Too often, our agency comes up against remarks that are both insulting to ourselves, our clients, and our carers. We often have to literally beg a SW to act on their client’s behalf, either because they cannot be contacted, or they deem Mrs Jones a nuisance. Social Workers need to wake up to the real world, not the one they view from behind rose-coloured spectacles. They should understand that people do, infact, need them and would definitely respect them if they stood up to be counted once in a while. They seem, somehow, afraid to make decisions for themselves. Again, I feel this is where training comes in.

Most work placements, when I was training, were in totally inappropriate areas, nothing whatsoever to do with social work. This left most of the students wondering what on earth they had got in to. When anyone complained we were just told that we were being uncooperative!

So, wake up all you social workers, and student SW’s. This is the real world. Make a difference – make a decision. Make it on how YOU feel and on how YOU would feel if it was your neighbour’s child/relative. You do not always have to listen to others. Listen to your heart. God knows, that may be the only thing that saves the next life.

Sue Cartlidge

North Wales

The use of authority is of central importance in child protection work.

However, the qualification training courses do not prepare students adequately for this aspect of their role. In the Victoria Climbie case there were obvious failures by social workers at the investigation stage. Do you think that the investigative role should be recognised as police work instead of social work and be carried out by the people with police training? This might go some way towards restoring the public’s confidence in child protection services.

Hilary Searing

I have just read the article on the above child and the dissent now being shown by some members of the public. Of course as public figures we have a duty to carry out our work and practice’s under our legal and statutory duties to the best of our abilities. But to do this we need to have workable caseloads, not the high numbers that we have to have now.

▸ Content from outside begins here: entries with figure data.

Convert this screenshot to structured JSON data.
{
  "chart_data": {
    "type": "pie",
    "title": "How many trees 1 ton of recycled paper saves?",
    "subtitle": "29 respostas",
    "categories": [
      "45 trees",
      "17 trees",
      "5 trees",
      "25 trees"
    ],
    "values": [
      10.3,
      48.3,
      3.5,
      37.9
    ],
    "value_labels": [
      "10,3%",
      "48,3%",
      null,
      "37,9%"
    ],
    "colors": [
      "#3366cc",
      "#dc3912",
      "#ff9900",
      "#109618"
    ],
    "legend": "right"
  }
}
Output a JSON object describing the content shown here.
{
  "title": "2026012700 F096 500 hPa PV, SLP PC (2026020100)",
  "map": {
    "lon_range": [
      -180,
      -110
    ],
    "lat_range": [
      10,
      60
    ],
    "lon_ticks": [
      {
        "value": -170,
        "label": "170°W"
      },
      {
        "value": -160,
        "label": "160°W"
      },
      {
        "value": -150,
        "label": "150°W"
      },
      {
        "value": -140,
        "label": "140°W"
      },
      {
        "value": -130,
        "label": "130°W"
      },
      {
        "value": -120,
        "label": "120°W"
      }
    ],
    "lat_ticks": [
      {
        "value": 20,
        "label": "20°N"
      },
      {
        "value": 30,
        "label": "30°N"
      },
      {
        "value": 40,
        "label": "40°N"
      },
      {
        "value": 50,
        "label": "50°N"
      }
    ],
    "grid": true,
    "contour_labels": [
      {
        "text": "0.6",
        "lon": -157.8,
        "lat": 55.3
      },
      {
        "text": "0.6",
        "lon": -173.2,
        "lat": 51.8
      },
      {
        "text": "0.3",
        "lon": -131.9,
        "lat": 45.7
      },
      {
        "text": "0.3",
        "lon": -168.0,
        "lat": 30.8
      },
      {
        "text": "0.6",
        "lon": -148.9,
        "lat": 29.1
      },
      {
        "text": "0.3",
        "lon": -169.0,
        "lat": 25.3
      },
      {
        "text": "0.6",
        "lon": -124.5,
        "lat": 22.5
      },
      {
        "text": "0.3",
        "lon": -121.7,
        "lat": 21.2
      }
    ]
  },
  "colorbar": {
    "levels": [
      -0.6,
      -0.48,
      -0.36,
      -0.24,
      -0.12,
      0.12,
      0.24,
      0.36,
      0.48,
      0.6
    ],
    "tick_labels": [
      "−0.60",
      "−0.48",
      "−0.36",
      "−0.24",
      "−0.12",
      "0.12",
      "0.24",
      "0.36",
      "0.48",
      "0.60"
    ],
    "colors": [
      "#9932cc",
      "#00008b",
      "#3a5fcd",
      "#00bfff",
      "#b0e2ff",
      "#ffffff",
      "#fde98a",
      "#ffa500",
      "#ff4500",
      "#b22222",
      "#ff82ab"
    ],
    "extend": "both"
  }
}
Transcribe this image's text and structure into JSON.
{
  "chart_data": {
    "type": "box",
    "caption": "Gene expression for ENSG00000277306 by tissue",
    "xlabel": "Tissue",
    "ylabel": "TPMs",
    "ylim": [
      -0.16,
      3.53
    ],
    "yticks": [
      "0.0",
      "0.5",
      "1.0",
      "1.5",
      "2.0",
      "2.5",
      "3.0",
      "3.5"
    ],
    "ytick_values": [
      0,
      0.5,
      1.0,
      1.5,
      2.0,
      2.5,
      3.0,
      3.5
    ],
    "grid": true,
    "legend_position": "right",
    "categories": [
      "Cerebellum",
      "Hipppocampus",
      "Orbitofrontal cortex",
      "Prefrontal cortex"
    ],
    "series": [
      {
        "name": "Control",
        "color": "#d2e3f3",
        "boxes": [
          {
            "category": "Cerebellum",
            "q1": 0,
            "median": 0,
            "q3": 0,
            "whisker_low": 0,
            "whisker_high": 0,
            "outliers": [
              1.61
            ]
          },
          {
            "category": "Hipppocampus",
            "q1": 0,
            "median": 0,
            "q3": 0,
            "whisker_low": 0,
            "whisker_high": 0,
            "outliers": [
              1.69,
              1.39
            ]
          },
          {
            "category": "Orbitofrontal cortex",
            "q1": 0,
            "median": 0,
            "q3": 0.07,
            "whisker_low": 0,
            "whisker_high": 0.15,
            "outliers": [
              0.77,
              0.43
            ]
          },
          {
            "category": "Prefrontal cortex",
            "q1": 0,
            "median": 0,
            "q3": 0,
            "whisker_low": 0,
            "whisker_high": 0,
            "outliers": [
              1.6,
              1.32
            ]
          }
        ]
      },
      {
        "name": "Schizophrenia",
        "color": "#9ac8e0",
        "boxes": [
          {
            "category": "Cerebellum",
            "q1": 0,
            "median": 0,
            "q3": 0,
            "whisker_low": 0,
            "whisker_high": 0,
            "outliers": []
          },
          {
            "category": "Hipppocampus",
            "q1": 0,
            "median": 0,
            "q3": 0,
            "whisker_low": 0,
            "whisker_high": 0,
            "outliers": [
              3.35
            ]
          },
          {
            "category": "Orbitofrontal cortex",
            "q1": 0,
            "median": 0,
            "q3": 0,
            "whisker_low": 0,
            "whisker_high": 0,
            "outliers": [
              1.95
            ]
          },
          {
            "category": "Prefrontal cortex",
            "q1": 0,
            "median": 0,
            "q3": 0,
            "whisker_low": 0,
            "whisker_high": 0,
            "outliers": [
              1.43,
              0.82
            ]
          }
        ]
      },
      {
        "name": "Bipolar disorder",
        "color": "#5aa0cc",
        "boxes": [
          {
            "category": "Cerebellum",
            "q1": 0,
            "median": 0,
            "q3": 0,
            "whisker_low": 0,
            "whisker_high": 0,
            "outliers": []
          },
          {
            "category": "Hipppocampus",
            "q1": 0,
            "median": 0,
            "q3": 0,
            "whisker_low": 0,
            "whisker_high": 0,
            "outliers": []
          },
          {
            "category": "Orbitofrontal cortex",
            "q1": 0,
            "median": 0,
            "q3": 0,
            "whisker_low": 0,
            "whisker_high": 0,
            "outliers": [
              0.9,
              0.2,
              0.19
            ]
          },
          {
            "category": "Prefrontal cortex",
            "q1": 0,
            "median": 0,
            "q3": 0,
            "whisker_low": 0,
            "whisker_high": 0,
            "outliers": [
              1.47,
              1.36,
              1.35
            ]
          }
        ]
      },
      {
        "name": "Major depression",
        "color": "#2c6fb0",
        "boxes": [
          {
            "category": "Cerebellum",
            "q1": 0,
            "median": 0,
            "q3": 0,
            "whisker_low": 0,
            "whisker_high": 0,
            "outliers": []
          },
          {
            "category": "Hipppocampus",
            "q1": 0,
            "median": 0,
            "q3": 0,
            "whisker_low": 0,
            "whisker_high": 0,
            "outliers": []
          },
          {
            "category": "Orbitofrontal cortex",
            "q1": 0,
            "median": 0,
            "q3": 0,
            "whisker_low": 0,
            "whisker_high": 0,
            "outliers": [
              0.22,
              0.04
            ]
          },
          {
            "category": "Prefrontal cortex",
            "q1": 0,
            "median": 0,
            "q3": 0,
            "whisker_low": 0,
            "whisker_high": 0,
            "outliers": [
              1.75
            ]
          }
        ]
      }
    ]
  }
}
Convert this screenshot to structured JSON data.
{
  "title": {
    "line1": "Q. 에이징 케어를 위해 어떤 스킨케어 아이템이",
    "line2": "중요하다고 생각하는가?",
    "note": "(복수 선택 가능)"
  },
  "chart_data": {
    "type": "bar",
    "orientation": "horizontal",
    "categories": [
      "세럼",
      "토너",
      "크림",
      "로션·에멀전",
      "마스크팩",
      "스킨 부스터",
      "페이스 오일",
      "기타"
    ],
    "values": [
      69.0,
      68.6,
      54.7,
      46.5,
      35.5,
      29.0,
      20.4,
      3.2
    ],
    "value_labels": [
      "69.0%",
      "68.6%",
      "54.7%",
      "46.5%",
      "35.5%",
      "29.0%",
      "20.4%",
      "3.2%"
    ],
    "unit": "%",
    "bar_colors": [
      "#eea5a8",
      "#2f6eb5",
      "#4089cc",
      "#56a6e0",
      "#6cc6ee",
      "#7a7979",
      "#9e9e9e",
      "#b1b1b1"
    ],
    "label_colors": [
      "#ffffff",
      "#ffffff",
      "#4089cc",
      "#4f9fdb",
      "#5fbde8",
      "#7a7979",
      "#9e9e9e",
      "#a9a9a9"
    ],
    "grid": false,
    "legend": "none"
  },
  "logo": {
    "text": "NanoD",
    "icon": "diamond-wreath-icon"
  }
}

You can have quality or quantity you cannot have both. Whilst the outcome for this child was dreadful and none of us would want something like this to happen to us, it does happen because everyone, frontline workers and managers are so pushed to their limits. This country, I understand, is 5,000 social workers under-staffed. It’s about time this government got into the real world. I am sick and tired of hearing about the poor health and education systems. What about social services. As workers we are ‘damned if we do and damned if we don’t.

When the public profile and image is raised so that the public know exactly what we are up against, over work, lack of funding and resources we are never going to get the profile we deserve. Let’s face it social services is not a vote catcher.

Colin Saunders

Social Worker

A level of senior management accountability might go some way to restore confidence; in employees, service users and in the general public.

Ms Arthurworrey’s position is depressingly predictable, and social workers throughout most of Greater London are working defensively as a consequence. Directors and senior managers, however, appear to be able to abdicate responsibility for whatever disastrous events occur, and can move on to the next authority or voluntary organisation with their careers and reputation intact.